Tyler Hubbard feat. Keith Urban, “Dancin’ in the Country” (Demo)
Hubbard has earned a top 15 Hot Country Songs hit with “Dancing in the Country,” and now he’s offering fans an inside look at how the song was made, via the song’s demo recording, featuring Hubbard and co-writers Keith Urban, Ross Copperman and Jon Nite. Recorded in October 2021, the demo features Urban on guitar, bass, ganjo and harmony vocals, while also taking the lead on the bridge, with Copperman on keyboards and programming. The collaboration between Urban and Hubbard highlights the song’s raw verve and intensity, even sans the added layers of production.
Megan Moroney, “Girl in the Mirror”
As Moroney gears up for her May 5 album Lucky, Moroney examines love in light of low self-esteem in this track about a toxic relationship. “He puts her down/ She put him pedestal high,” she sings, ultimately counseling listeners that “you can’t love the boy more than you love the girl in the mirror.” Moroney wrote the track with Jessie Jo Dillon and Matt Jenkins, reprising the kind of lilting melody and straight-shooting, confessional lyrics that made a hit of “Tennessee Orange.” Combined with Moroney’s desolate, gritty vocal delivery, it makes for a winning shot.
William Beckmann, “It’s Still January”
His ex-lover has been out of his life for about six months, but for him, time’s pace is glacial and he’s still centered in the hurt and pain of her leaving. A waft of her scent on an old still leads to a breakdown. Lyrically, “It’s Still January” feels akin to the next chapter in Beckmann’s 2021 breakthrough “Bourbon Whiskey,” as the protagonist’s arrogance of preferring whiskey over his lover gives way to a stark realization and haunting loss. This tale of heartbreak is framed in traditional country-leaning song structures from writer Keith Gattis and producer Oran Thornton. “It’s Still January” follows Beckmann’s 2022 album Faded Memories.

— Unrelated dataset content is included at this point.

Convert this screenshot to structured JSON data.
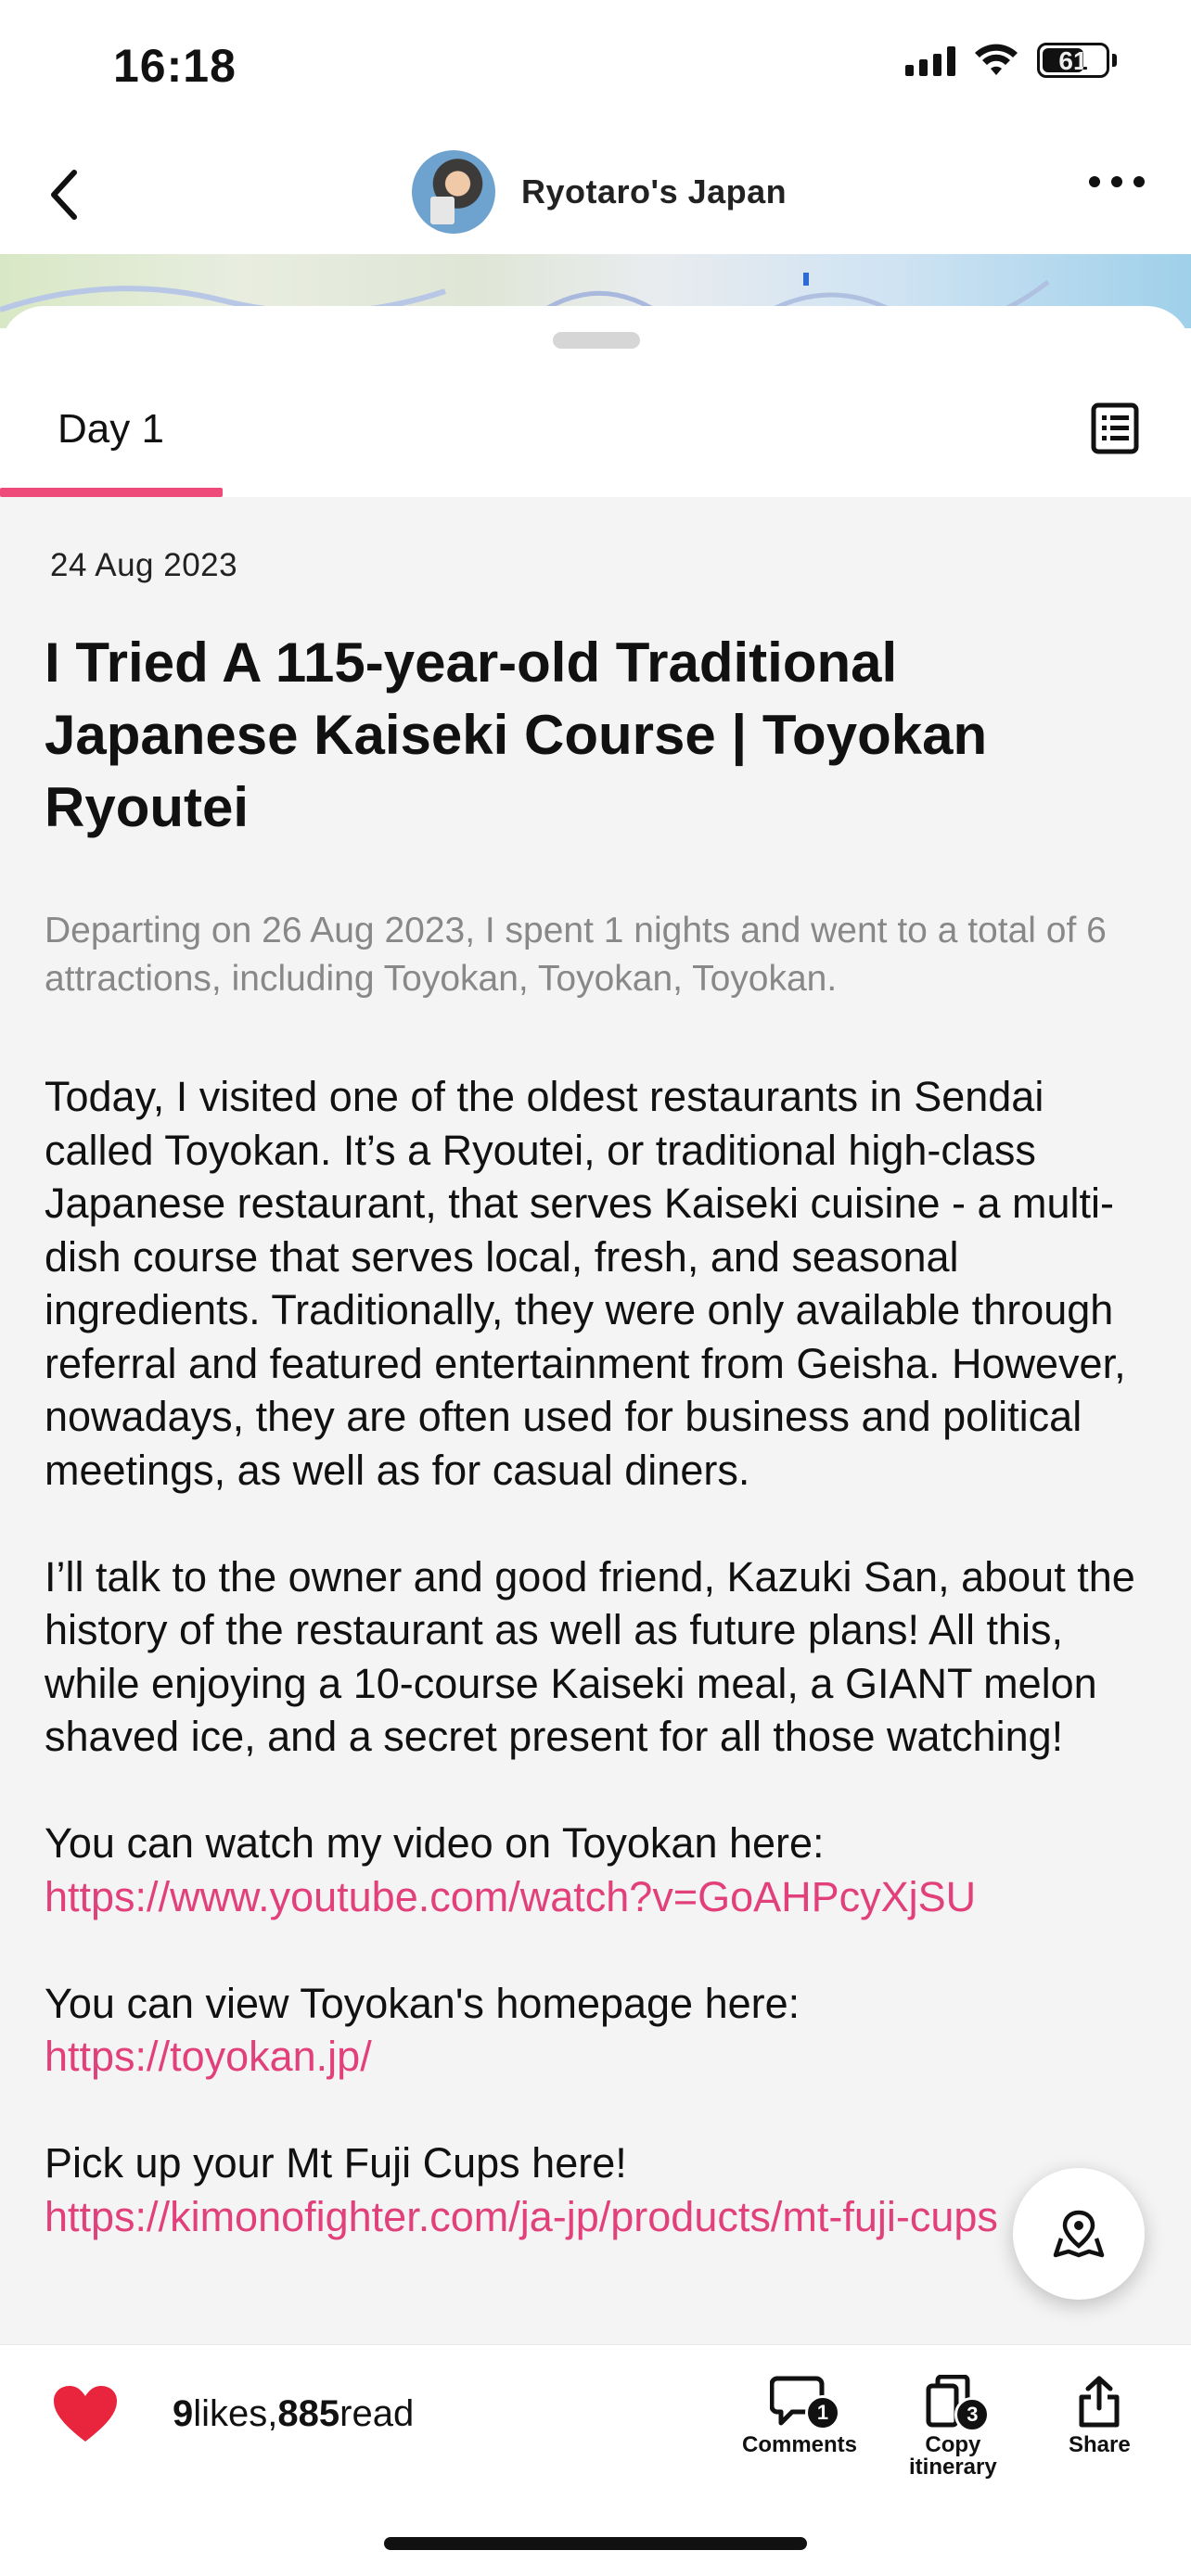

Ella Langley with Koe Wetzel, “That’s Why We Fight”
Langley and Wetzel make for an angst-fueled, sultry combo in this track, which depicts a couple that seems woefully mismatched in every way — but as they put it, “Baby, we do one thing right/ That’s why we fight.” Together, they pulverize their way through each biting lyric, mirroring the couple’s turbulent method of “smashing every bottle we keep bottled up inside.” This acerbic tale marks a sweet victory and is included on Langley’s upcoming EP Excuse the Mess.

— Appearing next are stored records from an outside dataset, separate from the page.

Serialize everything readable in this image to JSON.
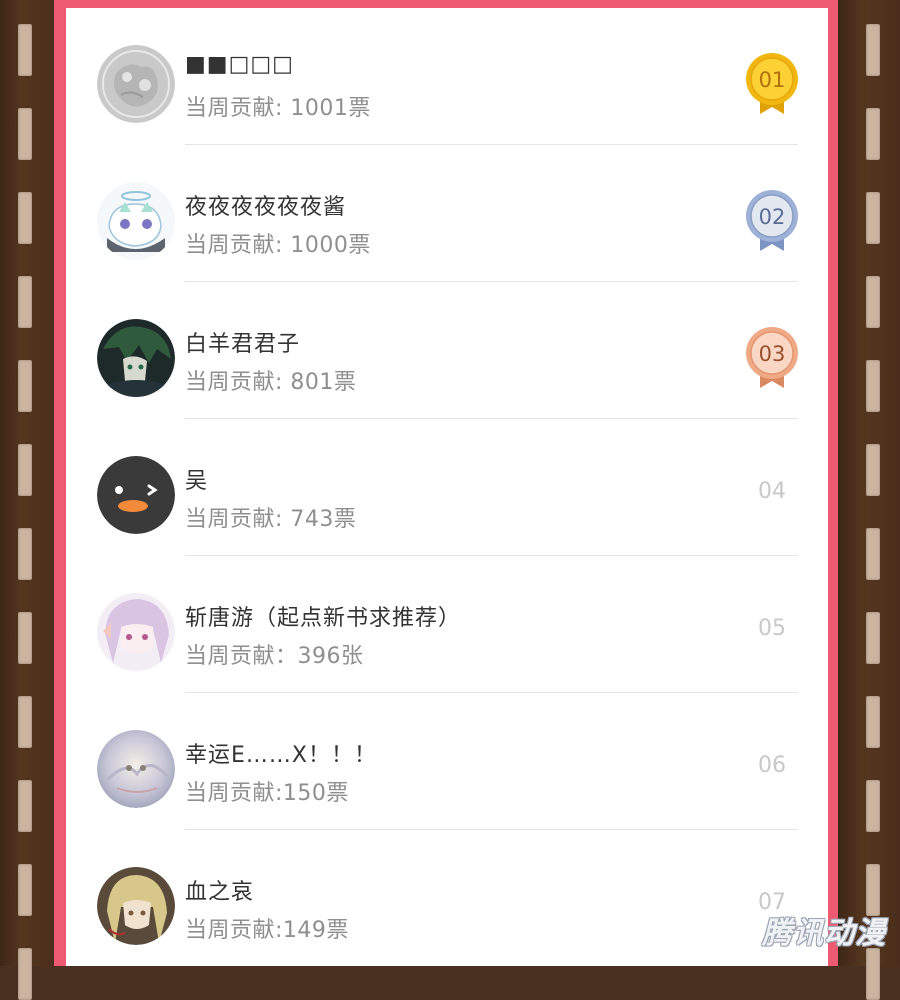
{
  "ranking": [
    {
      "rank": "01",
      "name": "■■□□□",
      "score": "当周贡献: 1001票",
      "medal": "gold",
      "medal_color": "#f1b60f",
      "avatar": "gray-sketch-avatar"
    },
    {
      "rank": "02",
      "name": "夜夜夜夜夜夜酱",
      "score": "当周贡献: 1000票",
      "medal": "silver",
      "medal_color": "#8a9ec6",
      "avatar": "chibi-ghost-avatar"
    },
    {
      "rank": "03",
      "name": "白羊君君子",
      "score": "当周贡献: 801票",
      "medal": "bronze",
      "medal_color": "#e3966f",
      "avatar": "green-hair-character-avatar"
    },
    {
      "rank": "04",
      "name": "吴",
      "score": "当周贡献: 743票",
      "medal": "none",
      "avatar": "dark-face-avatar"
    },
    {
      "rank": "05",
      "name": "斩唐游（起点新书求推荐）",
      "score": "当周贡献：396张",
      "medal": "none",
      "avatar": "pink-hair-girl-avatar"
    },
    {
      "rank": "06",
      "name": "幸运E……X！！！",
      "score": "当周贡献:150票",
      "medal": "none",
      "avatar": "cat-painting-avatar"
    },
    {
      "rank": "07",
      "name": "血之哀",
      "score": "当周贡献:149票",
      "medal": "none",
      "avatar": "blonde-character-avatar"
    }
  ],
  "watermark": "腾讯动漫",
  "colors": {
    "frame": "#ee5a72",
    "film": "#4a3020",
    "film_hole": "#cbb4a0",
    "rank_text": "#c8c8c8"
  }
}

Catie Offerman, “I Just Killed a Man”
Texas native Offerman makes it clear her ex-lover isn’t the only one doing emotional penance, with these deftly-penned lyrics that liken breaking a lover’s heart to snuffing out their essence. She also knows word will get around in the small town, regardless of whether the relationship was flawed to begin with. The understated production highlights the undercurrent of resignation and loneliness in Offerman’s bruised vocals. Offerman wrote the song with Ryan Beaver, Joe Clemmons, Jessie Jo Dillon and Benjy Davis. The single will be included on Offerman’s debut album.

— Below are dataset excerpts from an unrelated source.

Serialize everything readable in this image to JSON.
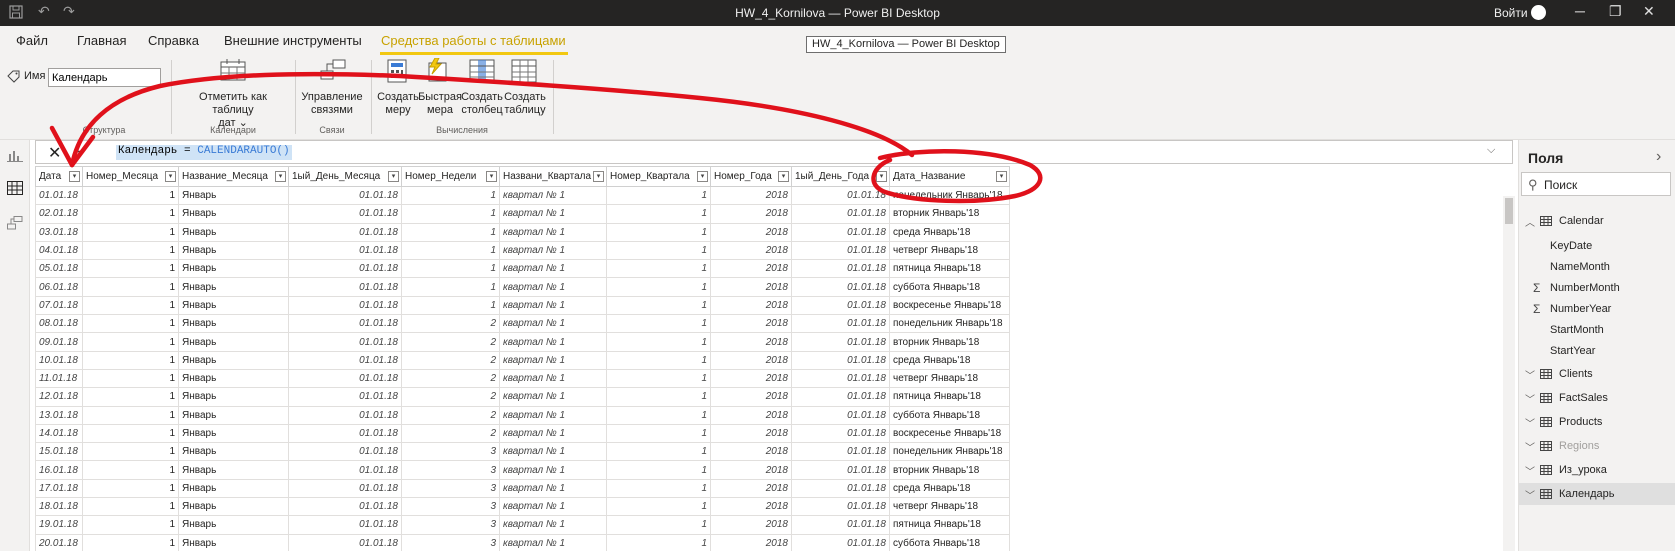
{
  "window": {
    "title": "HW_4_Kornilova — Power BI Desktop",
    "signin": "Войти"
  },
  "menu_tabs": [
    "Файл",
    "Главная",
    "Справка",
    "Внешние инструменты",
    "Средства работы с таблицами"
  ],
  "tooltip": "HW_4_Kornilova — Power BI Desktop",
  "ribbon": {
    "name_label": "Имя",
    "name_value": "Календарь",
    "mark_date_table_line1": "Отметить как таблицу",
    "mark_date_table_line2": "дат",
    "manage_relations_line1": "Управление",
    "manage_relations_line2": "связями",
    "new_measure_line1": "Создать",
    "new_measure_line2": "меру",
    "quick_measure_line1": "Быстрая",
    "quick_measure_line2": "мера",
    "new_column_line1": "Создать",
    "new_column_line2": "столбец",
    "new_table_line1": "Создать",
    "new_table_line2": "таблицу",
    "groups": {
      "structure": "Структура",
      "calendars": "Календари",
      "relations": "Связи",
      "calculations": "Вычисления"
    }
  },
  "formula": {
    "part1": "Календарь = ",
    "part2": "CALENDARAUTO()"
  },
  "columns": [
    "Дата",
    "Номер_Месяца",
    "Название_Месяца",
    "1ый_День_Месяца",
    "Номер_Недели",
    "Названи_Квартала",
    "Номер_Квартала",
    "Номер_Года",
    "1ый_День_Года",
    "Дата_Название"
  ],
  "rows": [
    [
      "01.01.18",
      "1",
      "Январь",
      "01.01.18",
      "1",
      "квартал № 1",
      "1",
      "2018",
      "01.01.18",
      "понедельник Январь'18"
    ],
    [
      "02.01.18",
      "1",
      "Январь",
      "01.01.18",
      "1",
      "квартал № 1",
      "1",
      "2018",
      "01.01.18",
      "вторник Январь'18"
    ],
    [
      "03.01.18",
      "1",
      "Январь",
      "01.01.18",
      "1",
      "квартал № 1",
      "1",
      "2018",
      "01.01.18",
      "среда Январь'18"
    ],
    [
      "04.01.18",
      "1",
      "Январь",
      "01.01.18",
      "1",
      "квартал № 1",
      "1",
      "2018",
      "01.01.18",
      "четверг Январь'18"
    ],
    [
      "05.01.18",
      "1",
      "Январь",
      "01.01.18",
      "1",
      "квартал № 1",
      "1",
      "2018",
      "01.01.18",
      "пятница Январь'18"
    ],
    [
      "06.01.18",
      "1",
      "Январь",
      "01.01.18",
      "1",
      "квартал № 1",
      "1",
      "2018",
      "01.01.18",
      "суббота Январь'18"
    ],
    [
      "07.01.18",
      "1",
      "Январь",
      "01.01.18",
      "1",
      "квартал № 1",
      "1",
      "2018",
      "01.01.18",
      "воскресенье Январь'18"
    ],
    [
      "08.01.18",
      "1",
      "Январь",
      "01.01.18",
      "2",
      "квартал № 1",
      "1",
      "2018",
      "01.01.18",
      "понедельник Январь'18"
    ],
    [
      "09.01.18",
      "1",
      "Январь",
      "01.01.18",
      "2",
      "квартал № 1",
      "1",
      "2018",
      "01.01.18",
      "вторник Январь'18"
    ],
    [
      "10.01.18",
      "1",
      "Январь",
      "01.01.18",
      "2",
      "квартал № 1",
      "1",
      "2018",
      "01.01.18",
      "среда Январь'18"
    ],
    [
      "11.01.18",
      "1",
      "Январь",
      "01.01.18",
      "2",
      "квартал № 1",
      "1",
      "2018",
      "01.01.18",
      "четверг Январь'18"
    ],
    [
      "12.01.18",
      "1",
      "Январь",
      "01.01.18",
      "2",
      "квартал № 1",
      "1",
      "2018",
      "01.01.18",
      "пятница Январь'18"
    ],
    [
      "13.01.18",
      "1",
      "Январь",
      "01.01.18",
      "2",
      "квартал № 1",
      "1",
      "2018",
      "01.01.18",
      "суббота Январь'18"
    ],
    [
      "14.01.18",
      "1",
      "Январь",
      "01.01.18",
      "2",
      "квартал № 1",
      "1",
      "2018",
      "01.01.18",
      "воскресенье Январь'18"
    ],
    [
      "15.01.18",
      "1",
      "Январь",
      "01.01.18",
      "3",
      "квартал № 1",
      "1",
      "2018",
      "01.01.18",
      "понедельник Январь'18"
    ],
    [
      "16.01.18",
      "1",
      "Январь",
      "01.01.18",
      "3",
      "квартал № 1",
      "1",
      "2018",
      "01.01.18",
      "вторник Январь'18"
    ],
    [
      "17.01.18",
      "1",
      "Январь",
      "01.01.18",
      "3",
      "квартал № 1",
      "1",
      "2018",
      "01.01.18",
      "среда Январь'18"
    ],
    [
      "18.01.18",
      "1",
      "Январь",
      "01.01.18",
      "3",
      "квартал № 1",
      "1",
      "2018",
      "01.01.18",
      "четверг Январь'18"
    ],
    [
      "19.01.18",
      "1",
      "Январь",
      "01.01.18",
      "3",
      "квартал № 1",
      "1",
      "2018",
      "01.01.18",
      "пятница Январь'18"
    ],
    [
      "20.01.18",
      "1",
      "Январь",
      "01.01.18",
      "3",
      "квартал № 1",
      "1",
      "2018",
      "01.01.18",
      "суббота Январь'18"
    ]
  ],
  "fields_pane": {
    "title": "Поля",
    "search_placeholder": "Поиск",
    "calendar_table": "Calendar",
    "calendar_fields": [
      {
        "name": "KeyDate",
        "sigma": false
      },
      {
        "name": "NameMonth",
        "sigma": false
      },
      {
        "name": "NumberMonth",
        "sigma": true
      },
      {
        "name": "NumberYear",
        "sigma": true
      },
      {
        "name": "StartMonth",
        "sigma": false
      },
      {
        "name": "StartYear",
        "sigma": false
      }
    ],
    "other_tables": [
      "Clients",
      "FactSales",
      "Products",
      "Regions",
      "Из_урока",
      "Календарь"
    ]
  },
  "colors": {
    "accent": "#f2c811",
    "titlebar": "#252423",
    "annotation_red": "#e0111b"
  },
  "icons": {
    "save": "save-icon",
    "undo": "undo-icon",
    "redo": "redo-icon",
    "search": "search-icon",
    "table": "table-icon",
    "sigma": "sigma-icon"
  }
}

Aaron Vance, “Just to Get By”
Mississippi native Vance’s previous release “Cabin Fever” (the title track to his solid 2021 album) began with the lyric “Sittin’ at home/ Tryin’ not to stay stoned.” On “Just to Get By,” appropriately released on 4/20, Vance surveys an array of society’s coping mechanisms — some resort to violence, others opt for golf. Vance sings of leaning toward something more low-key: drinks, smokes or “one of those funny little green gummies,” when he needs to shake off the struggles of the world. Written by Vance with Rich Karg, “Just to Get By” encompasses a laid-back melody and sparse accompaniment that highlight his at-times gritty vocal and his smooth falsetto moments.
Meg McRee, “Mary Jane and Chardonnay”
Singer-songwriter McRee offered up another 4/20-appropriate ode with this track from her recent album, Is It Just Me?. As she’s running down her dreams, she finds a way to unwind with “paper and leaves” and “a bottle of grapes from overseas.” This dreamy, hazy track encompasses shades of Sheryl Crow alongside a Southern-rock flavored rhythm, anchored by insightful lyricism from McRee, Andrew Petroff, and Aaron Ratiere. McRee signed with Hillary Lindsey’s Hang Your Hat venture with Concord Music Publishing, and has recently opened shows for Lainey Wilson and Morgan Wade.